Tax is charged on income accruing in or derived from Gibraltar on the profits or gains of a company or trust from any trade, business, profession or vocation. This is known as a territorial basis of taxation.
Tax is charged on the income accruing in, derived from or received in Gibraltar (or in any other place) by an individual ordinarily resident in Gibraltar from employment or the exercise of any self-employment activities in connection with a trade, business, profession or vocation.
Tax is charged on income of all individuals and companies in respect of any rents, premiums and any other interest in real property located in Gibraltar. Income arising outside Gibraltar, which although not actually received or transferred, is obtained in Gibraltar by an individual in the form of an equivalent benefit, is treated as having been received in Gibraltar.
Certain sources of income are not subject to tax, notably; capital gains, income or gains from inheritance, rental income from properties located outside of Gibraltar, income from passive investments (bank interest), dividend income from shares quoted on a recognisable stock exchange and several others.
The rate of Corporation Tax is 10% on taxable profits.
With effect from 1st January 2011 the rate of 10% applies to all companies, except utility companies, such as electricity, fuel and water providers, and companies enjoying and abusing a dominant market position.
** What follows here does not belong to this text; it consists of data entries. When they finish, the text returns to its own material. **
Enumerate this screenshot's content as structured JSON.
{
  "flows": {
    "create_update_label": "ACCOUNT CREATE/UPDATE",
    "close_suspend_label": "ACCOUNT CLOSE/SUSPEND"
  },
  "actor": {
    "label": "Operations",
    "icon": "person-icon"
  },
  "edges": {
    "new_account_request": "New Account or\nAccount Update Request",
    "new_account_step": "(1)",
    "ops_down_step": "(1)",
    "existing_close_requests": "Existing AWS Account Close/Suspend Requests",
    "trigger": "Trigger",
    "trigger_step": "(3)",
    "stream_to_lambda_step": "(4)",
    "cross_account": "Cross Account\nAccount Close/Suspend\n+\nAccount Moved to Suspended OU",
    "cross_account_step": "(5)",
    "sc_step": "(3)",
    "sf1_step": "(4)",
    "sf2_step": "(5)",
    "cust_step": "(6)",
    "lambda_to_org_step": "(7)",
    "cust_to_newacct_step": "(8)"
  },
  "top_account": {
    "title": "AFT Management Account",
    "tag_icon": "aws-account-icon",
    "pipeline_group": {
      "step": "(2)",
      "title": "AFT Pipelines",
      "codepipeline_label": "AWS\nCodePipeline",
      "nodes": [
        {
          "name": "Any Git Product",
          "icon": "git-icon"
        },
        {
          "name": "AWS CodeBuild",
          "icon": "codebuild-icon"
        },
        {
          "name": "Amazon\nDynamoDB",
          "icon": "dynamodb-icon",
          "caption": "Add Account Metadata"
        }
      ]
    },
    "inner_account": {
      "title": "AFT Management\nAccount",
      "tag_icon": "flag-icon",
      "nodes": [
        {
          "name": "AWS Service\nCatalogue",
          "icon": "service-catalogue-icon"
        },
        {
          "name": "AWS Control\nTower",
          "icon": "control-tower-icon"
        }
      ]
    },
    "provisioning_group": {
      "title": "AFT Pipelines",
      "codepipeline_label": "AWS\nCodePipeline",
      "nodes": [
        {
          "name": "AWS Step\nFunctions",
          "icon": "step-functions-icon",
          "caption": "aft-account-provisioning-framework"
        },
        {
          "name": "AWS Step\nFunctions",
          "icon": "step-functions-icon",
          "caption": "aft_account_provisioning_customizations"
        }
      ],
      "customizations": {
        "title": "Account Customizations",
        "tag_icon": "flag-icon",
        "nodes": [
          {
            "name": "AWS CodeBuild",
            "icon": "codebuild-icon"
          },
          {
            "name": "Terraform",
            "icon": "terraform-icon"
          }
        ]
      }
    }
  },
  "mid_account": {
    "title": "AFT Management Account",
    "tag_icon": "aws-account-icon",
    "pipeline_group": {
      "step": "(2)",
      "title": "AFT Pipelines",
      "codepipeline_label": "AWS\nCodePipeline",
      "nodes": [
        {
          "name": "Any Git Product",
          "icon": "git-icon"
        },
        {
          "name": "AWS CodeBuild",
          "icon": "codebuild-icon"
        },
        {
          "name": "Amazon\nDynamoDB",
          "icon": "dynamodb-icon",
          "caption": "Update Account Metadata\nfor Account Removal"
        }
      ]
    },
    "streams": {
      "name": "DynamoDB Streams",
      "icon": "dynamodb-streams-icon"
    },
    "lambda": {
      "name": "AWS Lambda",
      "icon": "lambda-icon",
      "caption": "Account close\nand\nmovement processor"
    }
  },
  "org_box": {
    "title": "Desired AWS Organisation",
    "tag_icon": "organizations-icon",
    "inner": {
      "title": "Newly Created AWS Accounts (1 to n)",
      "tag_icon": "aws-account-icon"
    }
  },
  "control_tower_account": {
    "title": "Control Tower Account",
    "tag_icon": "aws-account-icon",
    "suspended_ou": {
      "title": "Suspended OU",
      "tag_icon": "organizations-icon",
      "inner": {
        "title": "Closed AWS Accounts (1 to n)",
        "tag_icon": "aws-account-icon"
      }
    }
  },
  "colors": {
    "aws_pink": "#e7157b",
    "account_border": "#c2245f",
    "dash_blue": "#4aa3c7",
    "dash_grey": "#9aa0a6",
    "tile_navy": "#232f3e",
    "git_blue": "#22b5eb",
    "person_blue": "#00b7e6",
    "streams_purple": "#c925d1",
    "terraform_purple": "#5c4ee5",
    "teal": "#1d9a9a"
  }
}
These companies will pay a higher rate of 20%.
Telecommunication companies will be taxed at 20% on only their telecommunication services, with other taxable income being taxed at the standard rate of 10%.
Consideration must be given to multiple aspects of the tax legislation that can modify the taxable profits of a company. These include (but is not limited to); income that is not subject to tax, special deductions allowed, tax treatment of assets, capital allowances, non-deductible expenses and others.
The Income Tax Act 2010 allows for losses to be carried forward to offset against future taxable profits but it is not permissible to carry back tax losses.
Companies are required to file a tax return within nine months of the month end of their accounting period end. The accounting period end date can be selected, with certain parameters, by the company directors.
In addition, companies with an assessable income of £1.25m or greater are required to file audited accounts with their tax return. Companies with assessable income less than £1.25m must file their tax return with accounts accompanied by an Independent Accountants Report.
Tax resident individuals can choose to be taxed under one of two taxations systems; the Allowance Based System (ABS) or the Gross Income Based system (GIB).
Generally speaking, the Allowance Based System has a higher top tax rate but allows for numerous deductions by way of allowances depending on the circumstances of the individual and spouse. These allowances reduce the amount that is subject to tax.
The Gross Income Based system only has a few allowances available to the individual but a more favourable set of tax bands and lower top tax rate. It is also notable that that at higher rates of income the tax rate gradually reduces.
The application of this unique dual system means that the individual can elect to be taxed under the method that is most favourable to him.
In addition, special tax statuses exist in Gibraltar that are available by application to the Finance Centre Director and under strict terms & conditions. These special statuses cap the amount of tax payable by the individual.
The special tax statuses are:
- High Executive Possessing Specialist Skills (HEPSS)
- Category 2 Individual (CAT2)
Both individuals and self-employed individuals are required to submit their tax returns for the year up to the 30th June by the 30th November of every year.
Self employed individuals are required to support their tax return with accounts drafted up to the period ended 30th June of the relevant tax year.